Ten years later unlikeable college students at the lamest party ever blather on and pad the film with the legend of the slaughterhouse haunting.  The chicken worker, named Sickle, was supposedly killed the night the couple went there to have sex.  He'd sexually assaulted a girl and since the law didn't do anything about it, Sickle is hung by her boyfriend and his friends. But he fell into the chicken dunking water when the rope broke and was resurrected... somehow... electrically. Why does this make me think there should be a sequel,  Slaughterhouse 2: Electric Boogaloo?

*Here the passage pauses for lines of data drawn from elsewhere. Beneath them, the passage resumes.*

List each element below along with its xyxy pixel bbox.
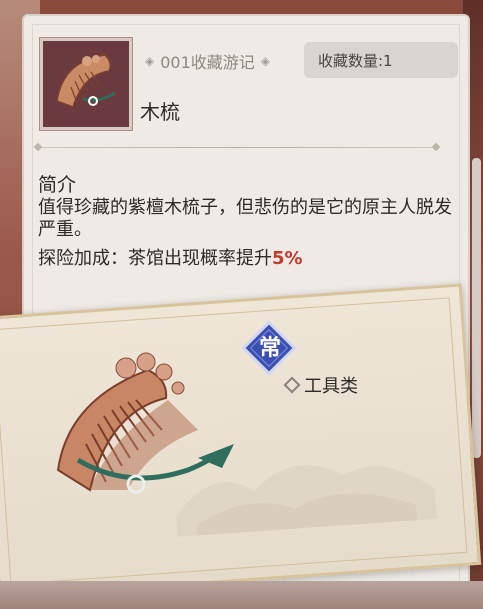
bottom-background xyxy=(0,581,483,609)
ornament-left-icon: ◈ xyxy=(145,54,155,68)
wooden-comb-illustration-icon xyxy=(56,352,234,494)
bonus-value: 5% xyxy=(272,248,303,269)
description-heading: 简介 xyxy=(38,174,77,196)
collection-count-label: 收藏数量:1 xyxy=(318,51,393,70)
collection-number-label: 001收藏游记 xyxy=(160,53,255,72)
rarity-badge-label: 常 xyxy=(258,336,282,361)
diamond-bullet-icon xyxy=(283,376,301,394)
wooden-comb-icon xyxy=(56,54,116,108)
item-thumbnail xyxy=(39,37,133,131)
item-name: 木梳 xyxy=(140,100,180,124)
collection-number-title: ◈ 001收藏游记 ◈ xyxy=(145,49,270,73)
ornament-right-icon: ◈ xyxy=(260,54,271,68)
scrollbar-track[interactable] xyxy=(472,158,481,458)
bonus-prefix: 探险加成：茶馆出现概率提升 xyxy=(38,248,272,269)
exploration-bonus: 探险加成：茶馆出现概率提升5% xyxy=(38,244,303,270)
collection-count-badge: 收藏数量:1 xyxy=(304,42,458,78)
description-text: 值得珍藏的紫檀木梳子，但悲伤的是它的原主人脱发严重。 xyxy=(38,197,452,240)
item-category: 工具类 xyxy=(283,372,358,398)
item-category-label: 工具类 xyxy=(304,376,358,397)
section-divider xyxy=(33,142,441,152)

The footage of the young couple who go to the slaughterhouse to have sex is repeated within the first thirty minutes. It's confusing since now we're told Sickle was already dead when they go there.  But the earlier footage cut between the couple walking through the slaughterhouse and Sickle smacking the chicken carcasses around which made it appear he was alive and fine.

I couldn't figure out if the characters were supposed to be in high school or college. They look way too old for either, but since they referred to the school grounds as a campus, I am guessing they were supposed to be college students.

Check your camera work, people.  Due to the way the beheading scene was shot, it appears as if the  head floats up to the ceiling rather than fall to the floor.  Just because you find an angle artistic doesn't mean it will translate well to the audience.